I don’t know what to say. I just know how I feel: overwhelmed. “Instead of running up a tab, would you consider a trade? One of my paintings?”
“That would be perfect.” Theresa smiles.
At the end of the session, Theresa hands me a sheet of paper with two phone numbers: her cell and the suicide-prevention hotline.
“You can call either one, anytime. Just promise me you’ll call if you need to talk.” Nodding, I tuck the paper into my pocket and give Theresa a hug good-bye. I don’t say it out loud, but I’m sure she hears my request: hold on tightly to my hope.
ALTHOUGH AN APPLE a day keeps the doctor away, no fruit has been discovered that keeps the patient away. This is good news for me, bad news for Dr. Mintz. He’s my family physician. And I’m his boomerang patient: in one day, back the next. The waiting room regular in the coveted chair. What’ll it be today? The usual? Coming right up—one paper cup of filtered water, with a side order of two-ply facial tissues and all the issues of National Geographic I can read. Plenty to keep me occupied until it’s my turn. Again.
I like Dr. Mintz. He’s big hearted and dedicated. He moves with ease between life’s comedies and tragedies. He’s a real mensch—a person of integrity and honor. In the thirteen years I’ve known him, he’s grown a little older and a little balder, but really, he hasn’t changed much. Or at least that’s what I thought. While he’s always had a swagger in his step, lately it seems more exaggerated—especially when he moseys on over in his bowlegged jeans, alligator boots, and silver string tie. Something is definitely different about him. He looks more like a snazzy Jewish cowboy than a nice Jewish doctor. But it’s more than how he’s dressed. I can’t exactly put my finger on it, but a change has occurred.
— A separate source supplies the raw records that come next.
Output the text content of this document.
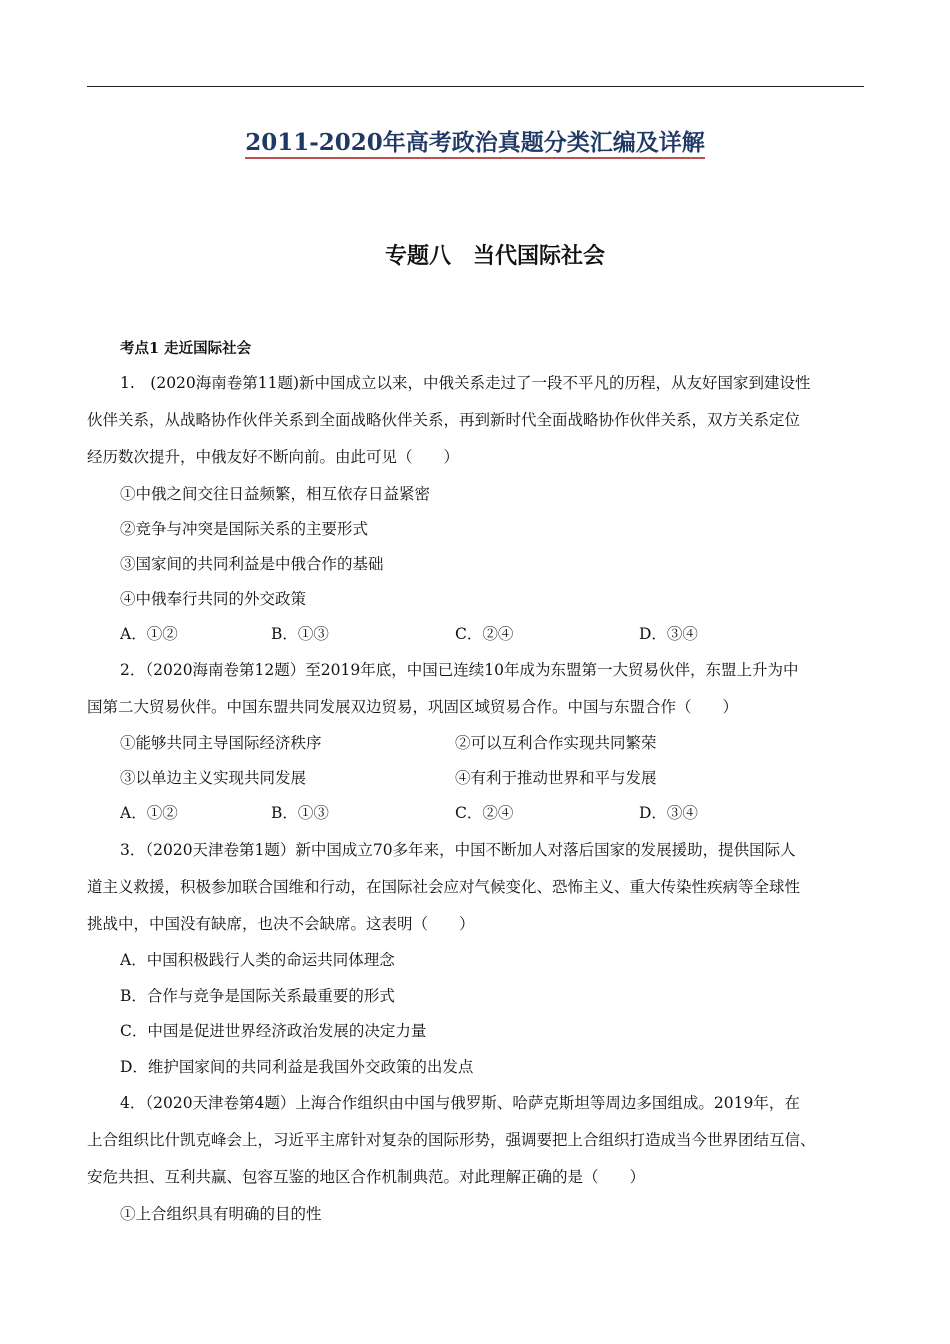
2011-2020年高考政治真题分类汇编及详解
专题八　当代国际社会
考点1 走近国际社会
1.　(2020海南卷第11题)新中国成立以来，中俄关系走过了一段不平凡的历程，从友好国家到建设性
伙伴关系，从战略协作伙伴关系到全面战略伙伴关系，再到新时代全面战略协作伙伴关系，双方关系定位
经历数次提升，中俄友好不断向前。由此可见（　　）
①中俄之间交往日益频繁，相互依存日益紧密
②竞争与冲突是国际关系的主要形式
③国家间的共同利益是中俄合作的基础
④中俄奉行共同的外交政策
A．①②	B．①③	C．②④	D．③④
2．（2020海南卷第12题）至2019年底，中国已连续10年成为东盟第一大贸易伙伴，东盟上升为中
国第二大贸易伙伴。中国东盟共同发展双边贸易，巩固区域贸易合作。中国与东盟合作（　　）
①能够共同主导国际经济秩序	②可以互利合作实现共同繁荣
③以单边主义实现共同发展	④有利于推动世界和平与发展
A．①②	B．①③	C．②④	D．③④
3．（2020天津卷第1题）新中国成立70多年来，中国不断加人对落后国家的发展援助，提供国际人
道主义救援，积极参加联合国维和行动，在国际社会应对气候变化、恐怖主义、重大传染性疾病等全球性
挑战中，中国没有缺席，也决不会缺席。这表明（　　）
A．中国积极践行人类的命运共同体理念
B．合作与竞争是国际关系最重要的形式
C．中国是促进世界经济政治发展的决定力量
D．维护国家间的共同利益是我国外交政策的出发点
4．（2020天津卷第4题）上海合作组织由中国与俄罗斯、哈萨克斯坦等周边多国组成。2019年，在
上合组织比什凯克峰会上，习近平主席针对复杂的国际形势，强调要把上合组织打造成当今世界团结互信、
安危共担、互利共赢、包容互鉴的地区合作机制典范。对此理解正确的是（　　）
①上合组织具有明确的目的性
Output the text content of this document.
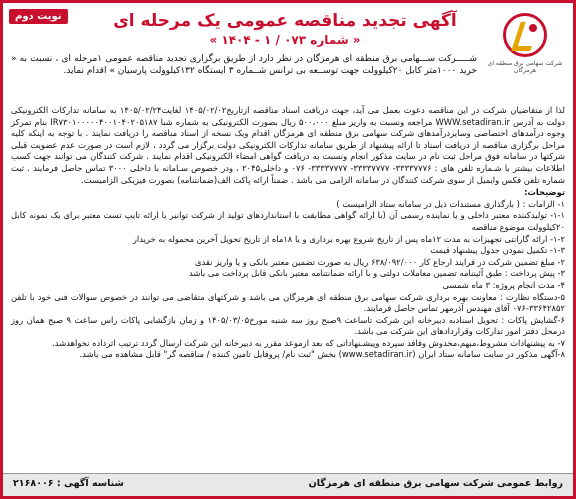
نوبت دوم
شرکت سهامی برق منطقه ای هرمزگان
آگهی تجدید مناقصه عمومی یک مرحله ای
« شماره ۰۷۳ / ۱ - ۱۴۰۴ »
شـــــرکت ســـهامی برق منطقه ای هرمزگان در نظر دارد از طریق برگزاری تجدید مناقصه عمومی ۱مرحله ای ، نسبت به « خرید ۱۰۰۰متر کابل ۲۰کیلوولت جهت توســعه بی ترانس شــماره ۳ ایستگاه ۱۳۲کیلوولت پارسیان » اقدام نماید.

لذا از متقاضیان شرکت در این مناقصه دعوت بعمل می آید، جهت دریافت اسناد مناقصه ازتاریخ۱۴۰۵/۰۲/۰۲ لغایت۱۴۰۵/۰۲/۲۴ به سامانه تدارکات الکترونیکی دولت به آدرس WWW.setadiran.ir مراجعه ونسبت به واریز مبلغ ۵۰۰،۰۰۰ ریال بصورت الکترونیکی به شماره شبا IR۷۳۰۱۰۰۰۰۰۴۰۰۱۰۴۰۲۰۵۱۸۷ بنام تمرکز وجوه درآمدهای اختصاصی وسایردرآمدهای شرکت سهامی برق منطقه ای هرمزگان اقدام ویک نسخه از اسناد مناقصه را دریافت نمایند . با توجه به اینکه کلیه مراحل برگزاری مناقصه از دریافت اسناد تا ارائه پیشنهاد از طریق سامانه تدارکات الکترونیکی دولت برگزار می گردد ، لازم است در صورت عدم عضویت قبلی شرکتها در سامانه فوق مراحل ثبت نام در سایت مذکور انجام ونسبت به دریافت گواهی امضاء الکترونیکی اقدام نمایند . شرکت کنندگان می توانند جهت کسب اطلاعات بیشتر با شـماره تلفن های : ۳۳۳۳۷۷۷۶- ۳۳۳۳۷۷۷۷- ۳۳۳۳۷۷۷۷- ۰۷۶ و داخلی۲۰۴۵ ، ودر خصوص سـامانه با داخلی ۳۰۰۰ تماس حاصل فرمایند . ثبت شماره تلفن فکس وایمیل از سوی شرکت کنندگان در سامانه الزامی می باشد . ضمناً ارائه پاکت الف(ضمانتنامه) بصورت فیزیکی الزامیست.

توضیحات:

۱- الزامات : ( بارگذاری مستندات ذیل در سامانه ستاد الزامیست )

۱-۱- تولیدکننده معتبر داخلی و یا نماینده رسمی آن (با ارائه گواهی مطابقت با استانداردهای تولید از شرکت توانیر یا ارائه تایپ تست معتبر برای یک نمونه کابل ۲۰کیلوولت موضوع مناقصه

۱-۲- ارائه گارانتی تجهیزات به مدت ۱۲ماه پس از تاریخ شروع بهره برداری و یا ۱۸ماه از تاریخ تحویل آخرین محموله به خریدار

۱-۳- تکمیل نمودن جدول پیشنهاد قیمت

۲- مبلغ تضمین شرکت در فرایند ارجاع کار ۶۳۸/۰۹۲/۰۰۰ ریال به صورت تضمین معتبر بانکی و یا واریز نقدی

۳- پیش پرداخت : طبق آئیننامه تضمین معاملات دولتی و با ارائه ضمانتنامه معتبر بانکی قابل پرداخت می باشد

۴- مدت انجام پروژه: ۳ ماه شمسی

۵-دستگاه نظارت : معاونت بهره برداری شرکت سهامی برق منطقه ای هرمزگان می باشد و شرکتهای متقاضی می توانند در خصوص سوالات فنی خود با تلفن ۳۳۶۴۲۸۵۲-۰۷۶ آقای مهندس آذرمهر تماس حاصل فرمایند.

۶-گشایش پاکات : تحویل اسنادبه دبیرخانه این شرکت تاساعت ۹صبح روز سه شنبه مورخ۱۴۰۵/۰۳/۰۵ و زمان بازگشایی پاکات راس ساعت ۹ صبح همان روز درمحل دفتر امور تدارکات وقراردادهای این شرکت می باشد.

۷- به پیشنهادات مشروط،مبهم،مخدوش وفاقد سپرده وپیشـنهاداتی که بعد ازموعد مقرر به دبیرخانه این شرکت ارسال گردد ترتیب اثرداده نخواهدشد.

۸-آگهی مذکور در سایت سامانه ستاد ایران (www.setadiran.ir) بخش "ثبت نام/ پروفایل تامین کننده / مناقصه گر" قابل مشاهده می باشد.

روابط عمومی شرکت سهامی برق منطقه ای هرمزگان
شناسه آگهی : ۲۱۶۸۰۰۶
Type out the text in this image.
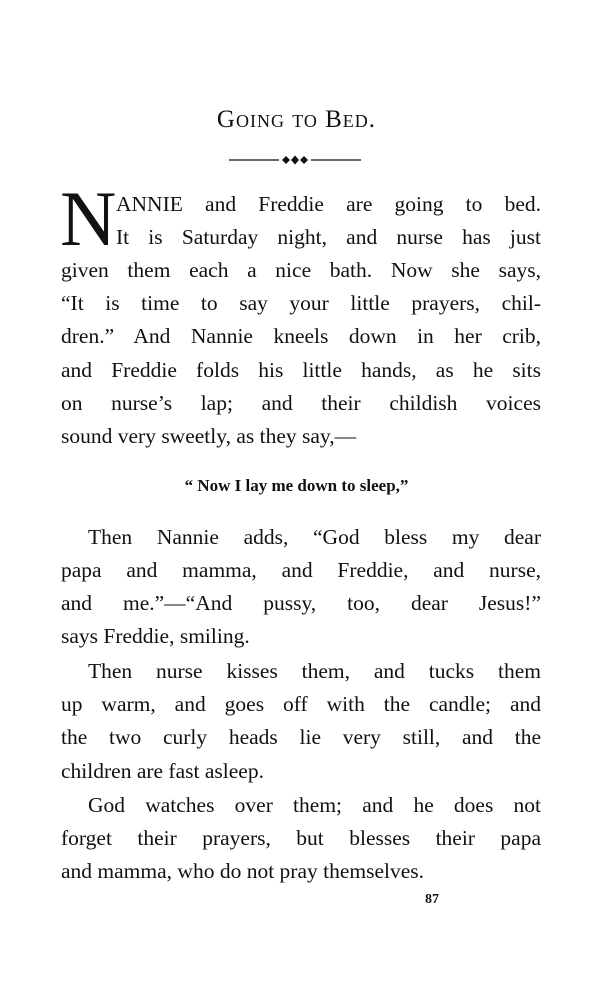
Going to Bed.
N ANNIE and Freddie are going to bed.
It is Saturday night, and nurse has just
given them each a nice bath. Now she says,
“It is time to say your little prayers, chil-
dren.” And Nannie kneels down in her crib,
and Freddie folds his little hands, as he sits
on nurse’s lap; and their childish voices
sound very sweetly, as they say,—
“ Now I lay me down to sleep,”
Then Nannie adds, “God bless my dear
papa and mamma, and Freddie, and nurse,
and me.”—“And pussy, too, dear Jesus!”
says Freddie, smiling.
Then nurse kisses them, and tucks them
up warm, and goes off with the candle; and
the two curly heads lie very still, and the
children are fast asleep.
God watches over them; and he does not
forget their prayers, but blesses their papa
and mamma, who do not pray themselves.
87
So far, Dr. Mintz is stumped. Whatever disease, disorder, or syndrome is causing my mishmash of symptoms—foot dragging, arm numbness and immobility, body aches and pains, muscle and joint stiffness, mind fuzziness—has not been detected by any of the many tests he’s done. It’s a mystery. And since mystery loves company, he calls up his colleague—the neurologist. I’m booked to see her soon. Meanwhile, Dr. Mintz urges me to take his advice and start the antidepressants he prescribed ages ago. He promises they’ll help me feel better. He says they make everyone feel better, even him. He takes them to cope with his own depression, since being treated recently for prostate cancer. His disclosure explains his exaggerated swagger and strikes a hopeful chord. Maybe the meds will help a little; maybe they will help a lot. Maybe they will lift me out of this dark hole so that I can return to my life and my life can return to me. And then I won’t have to see Dr. Mintz so often.
In mid-September, at the pinnacle of my clinical depression, I finally surrender into the arms of Big Pharma and her chemical concoctions. No one forces me to do this. It’s my choice. It’s my hand clawing its way up and out of the dark hole, placing the pill on the back of my tongue, pouring the water down my throat. Holy water that’s been blessed by Dr. Mintz and Dr. Smyth (the neurologist he recommended), as well as Theresa, Bergen, and Sweet Lisa.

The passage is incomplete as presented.